In July of 1864, the Union Army took over the building. When General Sherman came through Marietta on his “March to the Sea,” he spared the hotel. However, the fourth floor did catch fire as ashes from other burning buildings blew onto the roof, and the fourth floor was not rebuilt.

The Marietta Museum of History opened in the Kennesaw House in 1996.

Texas III

Hop on board the Texas III and Me Tour: From the Rails to the Road and travel the Great Locomotive Chase segment from the Marietta Museum of History to the Southern Museum of Civil War & Locomotive History, home of The General. The replica of the Texas will run 11 a.m. to 12:30 p.m., 1 to 2:30 p.m. and 3 to 5:30 p.m. on Saturday. Short rides will be given around Marietta Square at 12:30 p.m. and 2:30 p.m.

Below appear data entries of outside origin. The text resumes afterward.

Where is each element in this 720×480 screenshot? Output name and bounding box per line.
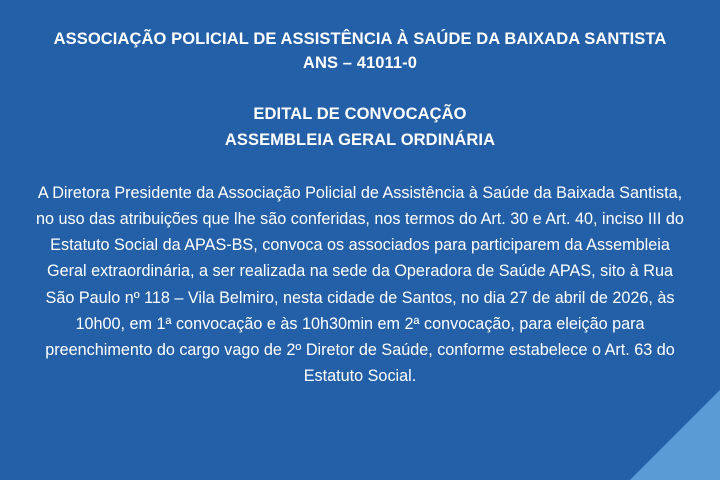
ans-registration-code: ANS – 41011-0 — [302, 54, 418, 73]
header-block — [22, 28, 698, 153]
corner-accent-triangle — [630, 390, 720, 480]
assembly-type-title: ASSEMBLEIA GERAL ORDINÁRIA — [224, 130, 496, 149]
notice-type-title: EDITAL DE CONVOCAÇÃO — [253, 104, 467, 123]
organization-name: ASSOCIAÇÃO POLICIAL DE ASSISTÊNCIA À SAÚDE DA BAIXADA SANTISTA — [53, 30, 667, 48]
notice-body-text: A Diretora Presidente da Associação Policial de Assistência à Saúde da Baixada Santista, no uso das atribuições que lhe são conferidas, nos termos do Art. 30 e Art. 40, inciso III do Estatuto Social da APAS-BS, convoca os associados para participarem da Assembleia Geral extraordinária, a ser realizada na sede da Operadora de Saúde APAS, sito à Rua São Paulo nº 118 – Vila Belmiro, nesta cidade de Santos, no dia 27 de abril de 2026, às 10h00, em 1ª convocação e às 10h30min em 2ª convocação, para eleição para preenchimento do cargo vago de 2º Diretor de Saúde, conforme estabelece o Art. 63 do Estatuto Social. — [36, 183, 684, 386]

On April 12, 1862, Andrews led a party of disguised Federal soldiers and seized the General in Big Shanty (modern-day Kennesaw) then headed north.

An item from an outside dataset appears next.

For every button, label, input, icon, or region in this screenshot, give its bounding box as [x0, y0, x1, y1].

"It's a great story for train enthusiasts. Disney even loved the story enough to make a movie. The Great Locomotive Chase is a feel good story, if you can have one during war."

Immediate pursuit by the General conductor William A. Fuller followed. He was joined by engineer Jeff Cain and the crew foreman Anthony Murphy, first on foot and later with a push car. In Etowah they boarded the locomotive Yonah, but a broken rail halted the pursuit.

Setting out again on foot, Fuller and Murphy flagged down the south-bound freighter Texas, whose engineer, Pete Bracken, expertly backed his freight cars up to Adairsville and dropped them. Then, with a full tender and a fast engine, Bracken, accompanied by Fuller, Murphy and a small group of armed men, put the Texas in reverse.

The Texas soon bore down on the General. Two miles north of Ringgold and 21 miles south of Chattanooga, the Federals abandoned the stolen locomotive.

Medal of Honor

From 1863 to 1866, Congress awarded the new Medal of Honor to 19 of the men who participated in the Andrews Raid, making them the first recipients of the nation’s highest military honor. There is an exhibit on the Medal of Honor at the Marietta Museum of History.

"The Raiders were the first recipients of the medal of honor; the Confederates stopped the theft; it's a great story for train enthusiasts. Disney even loved the story enough to make a movie," Reed explained. "The Great Locomotive Chase is a feel good story, if you can have one during war."

Historians Speaking at the Event

Civil War experts, including Willie Johnson, historian at the Kennesaw Mountain National Battlefield; Gordon Jones, military historian and curator at the Atlanta History Center; and Paul Johnson, a noted Civil War historian, will hold lectures to talk about the war and the Great Locomotive Chase on Friday, April 13 and Saturday, April 14.